Le maire Chirac condamné, en attendant le jugement du président

vendredi 30 décembre 2011

Au plan international l’année 2011 a été bien particulière au niveau de la politique. Bon nombre de chefs d’état aussi bien africains qu’européens ont été mis au devant de la scène pour fait de mauvaises gestions. Presque tous les présidents intouchables, de Bouteflika à Moubarak en passant pas Jacques Chirac ont été condamnés.

En France, Chirac vient d’être condamné, depuis le 15 décembre dernier, à deux de prison avec sursis. Certes cette peine est symbolique et une première. Toutefois, elle montre qu’un président en France peut être maintenant condamné. En fait, cette décision marque une rupture dans la conception française du pouvoir présidentiel. Charles de Gaule, le père de Constitution française actuelle avait fait de telle sorte que le chef de l’Etat soit protégé des procédures judiciaires. De ce fait, la justice française a toujours considéré que « toucher » au président, c’est nuire à la nation. Il en est de même pour son entourage immediat.

D’ailleurs l’on se souvient que Jean Sarkozy, conseiller général des Hauts-de-Seine, l’un des fils du dirigeant Sarkozy avait en 2008 percuté avec son scooter un automobile. Au finish, le tribunal a innocenté Jean Sarkozy et le conducteur a été condamné a lui versé 2000 euros pour « procédure abusive et téméraire. »

Avec la justice française qui vient de condamner Chirac, l’égalité devant la loi est en train de devenir une règle générale applicable à toutes les composantes de la fratrie. Toutefois, cette condamnation pour bon nombre de politiques français est une aberration, une honte, un non-lieu. François Baroin, ministre de l’Economie, dès l’annonce du verdict a affirmé que sa considération pour Chirac demeurait intact : « Rien ni personne ne modifiera le regard respectueux que j’ai pour l’action qu’il a eue au service du pays ».
Et ce 15 décembre lorsque le verdict a été prononcé, sûrement que certains des magistrats frustrés de s’être heurtés au mur de protection contre un président français, ont éprouvé une certaine satisfaction. Ce qui n’est pas le cas pour la fille adoptive de Chirac, Anh Dào Traxel. « La décision est trop sévère, » a-t-elle- affirmé.
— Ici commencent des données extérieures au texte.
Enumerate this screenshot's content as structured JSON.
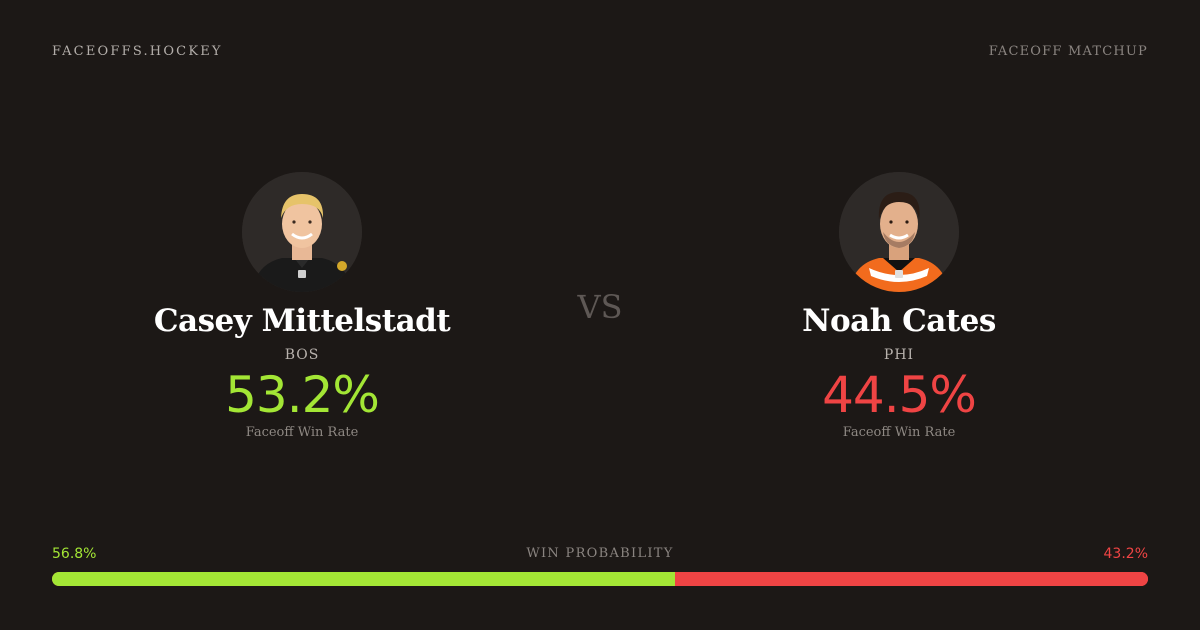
{
  "header": {
    "brand": "FACEOFFS.HOCKEY",
    "label": "FACEOFF MATCHUP"
  },
  "vs": "VS",
  "players": [
    {
      "name": "Casey Mittelstadt",
      "team": "BOS",
      "faceoff_win_rate": "53.2%",
      "rate_label": "Faceoff Win Rate",
      "rate_color": "#a3e635",
      "avatar_icon": "player-headshot-icon"
    },
    {
      "name": "Noah Cates",
      "team": "PHI",
      "faceoff_win_rate": "44.5%",
      "rate_label": "Faceoff Win Rate",
      "rate_color": "#ef4444",
      "avatar_icon": "player-headshot-icon"
    }
  ],
  "win_probability": {
    "title": "WIN PROBABILITY",
    "left_label": "56.8%",
    "right_label": "43.2%",
    "left_value": 56.8,
    "right_value": 43.2,
    "left_color": "#a3e635",
    "right_color": "#ef4444"
  }
}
Symboliquement, Chirac rejoint le club des chefs d’état français condamnés. Son prédécesseur est le Marechal Pétain. Ce dernier avait été condamné en 1945 pour haute trahison. Il avait coopéré avec le régime fasciste qui avait envahi la France.

Nonobstant l’effort des juges de rendre un ancien président français justiciable, ce dernier n’est toujours pas un justiciable ordinaire. Mais une chose est sûre : il n’est plus intouchable. Et l’heure de gloire de cette justice viendra lorsqu’elle condamnera un ancien chef d’état français.
Car avec cette peine de prison de deux mois avec sursis, ce n’est pas l’ancien ministre, premier-ministre ou le président Chirac qui a été condamné, mais l’ancien maire de Paris qui avait trempé dans la corruption et l’utilisation de l’argent public à des fins personnelles.

Et si pendant plus d’une dizaine d’années ses avocats ont fait tout pour lui éviter la justice, cette dernière a fini par le rattraper et cela a un bien mauvais moment pour lui : il est malade et âgé de 79 ans. Ce qui fait dire à l’ancien chef du Front national, Jean-Marie Le Pen, qu’il a été rattrapé « à la porte du cimetière ».

Même si le ton de Le Pen est cynique, il faut reconnaitre que cette action judiciaire à l’ endroit de Chirac compte dans une démocratie, surtout lorsqu’elle veut se positionner en modèle planétaire.